Sim, como tantos outros estudantes da minha geração, abandonei a escola. Naveguei sob a bandeira do NadaMeImporta, entre outras coisas, para minimizar a minha importância ou, melhor ainda, para minimizar a imagem que se esperava de mim (se é que se esperava alguma coisa de mim neste momento). Durante esses anos adquiri o hábito de discutir, mesmo que superficialmente, sobre o real e o simbólico, sobre a substância e a forma, sobre a essência e a aparência. Comecei a me apaixonar por palavras e ideias. Fiquei apaixonado por Kafka e – admito com vergonha – o primeiro pensador que realmente “me alcançou” foi Schopenhauer, tão antitropical. Eu estava igualmente interessado no rock e no mito de Trotsky, nos dadaístas e no som eletrônico; e ao mesmo tempo, tudo não importava para mim. Fui um menino um tanto calado: não fiquei triste nem nada parecido, pelo contrário, sempre fui feliz; Quer dizer, era bastante introspectivo: Existencialista, disseram meus amigos mais velhos, e embora não estivesse muito claro para mim o que isso significava, gostei da palavrinha.
Comecei a me interessar por formas culturais, a ler sobre pintura e música, a mergulhar em romances e filmes, ensaios filosóficos e teorias artísticas; Não sei, basta pesquisar. A minha luta, começo a perceber, sempre foi cultural: digamos que o homem é um homem apesar de si mesmo, mas ele se torna plenamente humano acima do seu ser. Ser o que somos é natural; O cultural, então, é nos perguntarmos o que somos, para onde vamos e também de onde viemos. E quando digo que sou um homem “culto”, não me refiro ao sentido aristocrático que se esconde por trás do termo; Entendo por homem culto aquele que sabe que além da sua cultura existem outras, nem melhores nem piores, apenas diferentes. E em Cuba a ditadura também é cultural. Ou, sobretudo, talvez... (Lembro-me agora de um acontecimento que, como tantos cubanos, me marcou como um ferro em chamas. Refiro-me ao julgamento telenovela do General Arnaldo Ochoa, dos irmãos De la Guardia e de outros envolvidos no tráfico de drogas, marfim, diamantes e moeda.

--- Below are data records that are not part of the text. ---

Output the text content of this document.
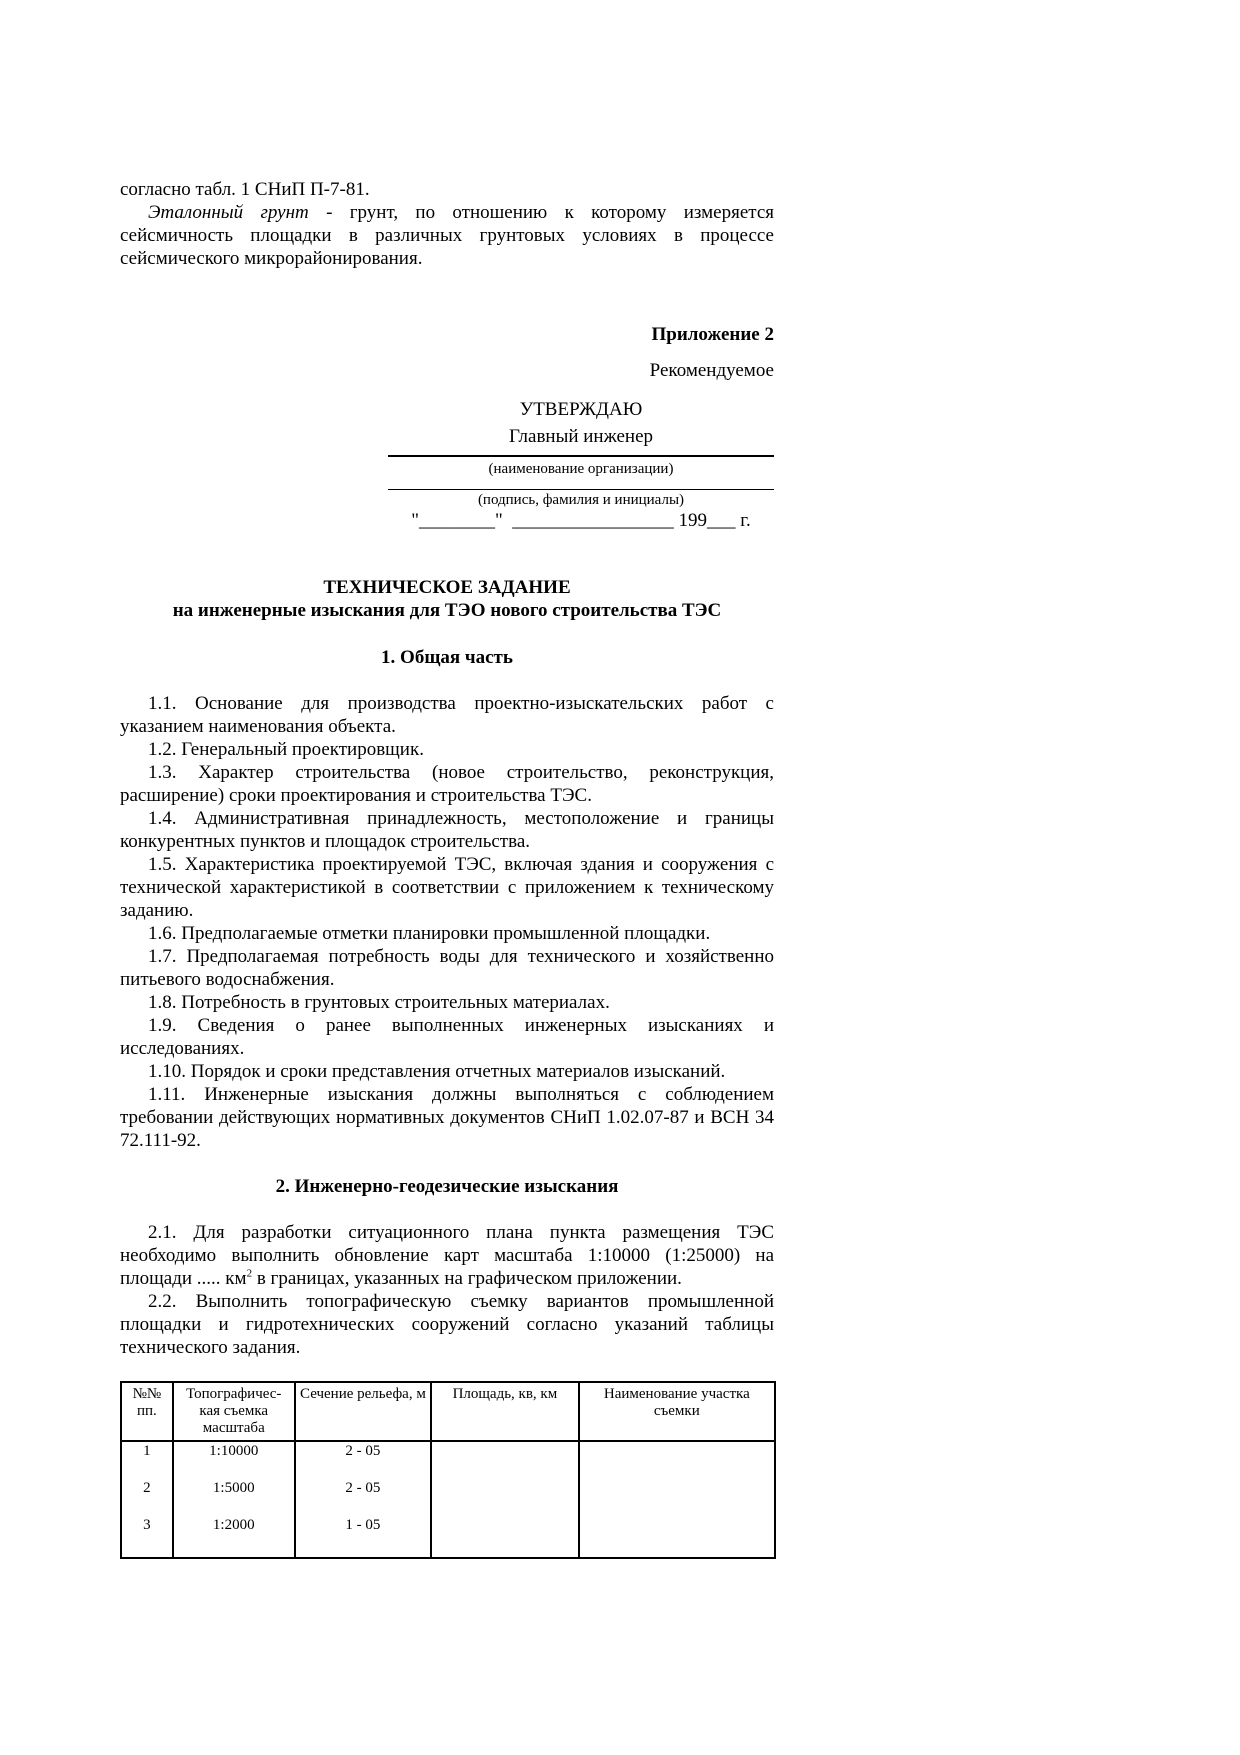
согласно табл. 1 СНиП П-7-81.

Эталонный грунт - грунт, по отношению к которому измеряется сейсмичность площадки в различных грунтовых условиях в процессе сейсмического микрорайонирования.

Приложение 2

Рекомендуемое

УТВЕРЖДАЮ

Главный инженер

(наименование организации)

(подпись, фамилия и инициалы)

"________"  _________________ 199___ г.

ТЕХНИЧЕСКОЕ ЗАДАНИЕ

на инженерные изыскания для ТЭО нового строительства ТЭС

1. Общая часть

1.1. Основание для производства проектно-изыскательских работ с указанием наименования объекта.

1.2. Генеральный проектировщик.

1.3. Характер строительства (новое строительство, реконструкция, расширение) сроки проектирования и строительства ТЭС.

1.4. Административная принадлежность, местоположение и границы конкурентных пунктов и площадок строительства.

1.5. Характеристика проектируемой ТЭС, включая здания и сооружения с технической характеристикой в соответствии с приложением к техническому заданию.

1.6. Предполагаемые отметки планировки промышленной площадки.

1.7. Предполагаемая потребность воды для технического и хозяйственно питьевого водоснабжения.

1.8. Потребность в грунтовых строительных материалах.

1.9. Сведения о ранее выполненных инженерных изысканиях и исследованиях.

1.10. Порядок и сроки представления отчетных материалов изысканий.

1.11. Инженерные изыскания должны выполняться с соблюдением требовании действующих нормативных документов СНиП 1.02.07-87 и ВСН 34 72.111-92.

2. Инженерно-геодезические изыскания

2.1. Для разработки ситуационного плана пункта размещения ТЭС необходимо выполнить обновление карт масштаба 1:10000 (1:25000) на площади ..... $км^2$ в границах, указанных на графическом приложении.

2.2. Выполнить топографическую съемку вариантов промышленной площадки и гидротехнических сооружений согласно указаний таблицы технического задания.

№№ пп.	Топографичес-кая съемка масштаба	Сечение рельефа, м	Площадь, кв, км	Наименование участка съемки
1	1:10000	2 - 05		
2	1:5000	2 - 05		
3	1:2000	1 - 05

Se uso o termo “novela” é apenas para acentuar a forma como a vivi: através da televisão, noite após noite, às oito horas, à espera de um desfecho que sabíamos de antemão, com a morbilidade exacerbada e aquele tom desagradável de inquisição que permeou todo o (pré)julgamento... Entendamos, não estou insinuando que esses homens eram inocentes, mas sim que seus superiores sabiam claramente de tais ações. Ninguém poderia imaginar (a menos que o cérebro deixasse muito espaço livre dentro da cavidade craniana) que o próprio Comandante não tivesse conhecimento de todo o assunto.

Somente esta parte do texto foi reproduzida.